Advantages: No direct dependencies between services. No need to modify existing services when adding new ones. Disadvantages: The entire flow cannot be seen at a glance in code. When event chains become complex, tracking where failures occurred is difficult. Risk of circular dependencies.

Orchestration: Central Orchestrator Approach

The Saga Orchestrator manages the entire flow. It determines the next step based on success/failure of each stage and controls the compensation order upon failure.

SagaOrchestrator
    |-- (1) reserve_credit --> PaymentService
    |-- (2) reserve_inventory --> InventoryService
    |-- (3) create_shipment --> ShippingService
    |
    |  On (3) failure:
    |-- compensate (2) release_inventory
    |-- compensate (1) refund_credit

Advantages: The entire flow exists explicitly in the orchestrator code. Debugging and monitoring are easy. Disadvantages: The orchestrator can become a single point of failure. As the number of services grows, the orchestrator's complexity increases.

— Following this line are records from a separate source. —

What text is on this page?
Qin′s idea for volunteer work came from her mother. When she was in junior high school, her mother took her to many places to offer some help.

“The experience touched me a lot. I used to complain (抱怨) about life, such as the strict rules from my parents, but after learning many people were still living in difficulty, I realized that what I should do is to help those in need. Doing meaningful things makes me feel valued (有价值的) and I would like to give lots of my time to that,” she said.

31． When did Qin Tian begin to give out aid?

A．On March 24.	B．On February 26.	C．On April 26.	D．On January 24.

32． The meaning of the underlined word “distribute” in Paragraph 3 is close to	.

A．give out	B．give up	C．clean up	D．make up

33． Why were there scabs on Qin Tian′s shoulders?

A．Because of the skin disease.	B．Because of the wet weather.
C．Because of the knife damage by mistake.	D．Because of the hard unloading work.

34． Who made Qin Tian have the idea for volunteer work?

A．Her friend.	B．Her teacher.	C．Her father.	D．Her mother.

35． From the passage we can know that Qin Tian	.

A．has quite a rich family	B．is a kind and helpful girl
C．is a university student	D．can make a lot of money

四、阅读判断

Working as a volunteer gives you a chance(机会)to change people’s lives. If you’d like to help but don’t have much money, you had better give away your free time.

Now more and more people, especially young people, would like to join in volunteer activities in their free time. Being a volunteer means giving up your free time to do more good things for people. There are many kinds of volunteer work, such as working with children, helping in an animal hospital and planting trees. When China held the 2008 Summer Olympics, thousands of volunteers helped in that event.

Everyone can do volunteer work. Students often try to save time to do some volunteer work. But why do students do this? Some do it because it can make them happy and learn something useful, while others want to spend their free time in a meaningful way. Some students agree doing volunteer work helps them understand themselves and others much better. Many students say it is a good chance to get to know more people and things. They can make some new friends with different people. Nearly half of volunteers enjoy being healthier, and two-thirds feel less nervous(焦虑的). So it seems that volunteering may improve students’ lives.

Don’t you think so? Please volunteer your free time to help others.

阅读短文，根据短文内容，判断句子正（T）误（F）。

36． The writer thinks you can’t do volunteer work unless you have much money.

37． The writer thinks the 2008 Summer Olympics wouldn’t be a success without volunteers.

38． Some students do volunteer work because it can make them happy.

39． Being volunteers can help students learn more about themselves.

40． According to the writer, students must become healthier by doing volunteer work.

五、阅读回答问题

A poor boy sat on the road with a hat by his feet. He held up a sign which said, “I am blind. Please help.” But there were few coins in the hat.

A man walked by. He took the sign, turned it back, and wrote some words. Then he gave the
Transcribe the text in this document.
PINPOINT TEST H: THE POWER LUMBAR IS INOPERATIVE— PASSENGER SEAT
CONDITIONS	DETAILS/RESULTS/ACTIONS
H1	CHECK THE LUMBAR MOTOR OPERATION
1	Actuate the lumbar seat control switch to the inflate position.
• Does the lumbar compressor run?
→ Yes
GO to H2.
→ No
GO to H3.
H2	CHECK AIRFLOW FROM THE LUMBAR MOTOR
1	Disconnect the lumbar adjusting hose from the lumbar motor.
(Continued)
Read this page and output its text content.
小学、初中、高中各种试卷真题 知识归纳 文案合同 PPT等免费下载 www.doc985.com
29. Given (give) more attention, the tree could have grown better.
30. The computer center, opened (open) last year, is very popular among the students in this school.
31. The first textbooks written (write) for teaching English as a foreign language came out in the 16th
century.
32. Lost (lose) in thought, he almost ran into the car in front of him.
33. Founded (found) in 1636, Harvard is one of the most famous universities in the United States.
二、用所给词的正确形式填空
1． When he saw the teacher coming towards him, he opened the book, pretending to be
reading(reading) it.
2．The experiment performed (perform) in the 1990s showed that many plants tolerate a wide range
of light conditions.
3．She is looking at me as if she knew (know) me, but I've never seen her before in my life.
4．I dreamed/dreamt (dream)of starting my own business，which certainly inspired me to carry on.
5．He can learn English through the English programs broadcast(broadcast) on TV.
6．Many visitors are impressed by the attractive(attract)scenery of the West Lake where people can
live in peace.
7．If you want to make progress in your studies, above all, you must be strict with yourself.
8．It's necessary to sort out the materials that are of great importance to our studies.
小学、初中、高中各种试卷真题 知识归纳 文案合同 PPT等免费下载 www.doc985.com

Saga Orchestrator Implementation

The following is a core implementation of a Saga Orchestrator usable in production.

"""
Saga Orchestrator: Manages execution and compensation of distributed transactions.

Each step implements execute() and compensate(),
and the orchestrator executes sequentially, then compensates in reverse order on failure.
"""
from dataclasses import dataclass, field
from enum import Enum
from typing import Optional
import logging
import uuid
import time

logger = logging.getLogger(__name__)


class SagaStatus(Enum):
    PENDING = "pending"
    RUNNING = "running"
    COMPLETED = "completed"
    COMPENSATING = "compensating"
    COMPENSATED = "compensated"
    FAILED = "failed"  # When compensation itself fails


class StepStatus(Enum):
    PENDING = "pending"
    EXECUTED = "executed"
    COMPENSATED = "compensated"
    COMPENSATION_FAILED = "compensation_failed"


@dataclass
class SagaStep:
    """Individual step of a Saga.

    execute() and compensate() are implemented in subclasses.
    Retry safety is ensured through idempotency_key.
    """
    name: str
    status: StepStatus = StepStatus.PENDING
    idempotency_key: str = ""
    executed_at: Optional[float] = None
    compensated_at: Optional[float] = None
    error: Optional[str] = None

    def __post_init__(self):
        if not self.idempotency_key:
            self.idempotency_key = str(uuid.uuid4())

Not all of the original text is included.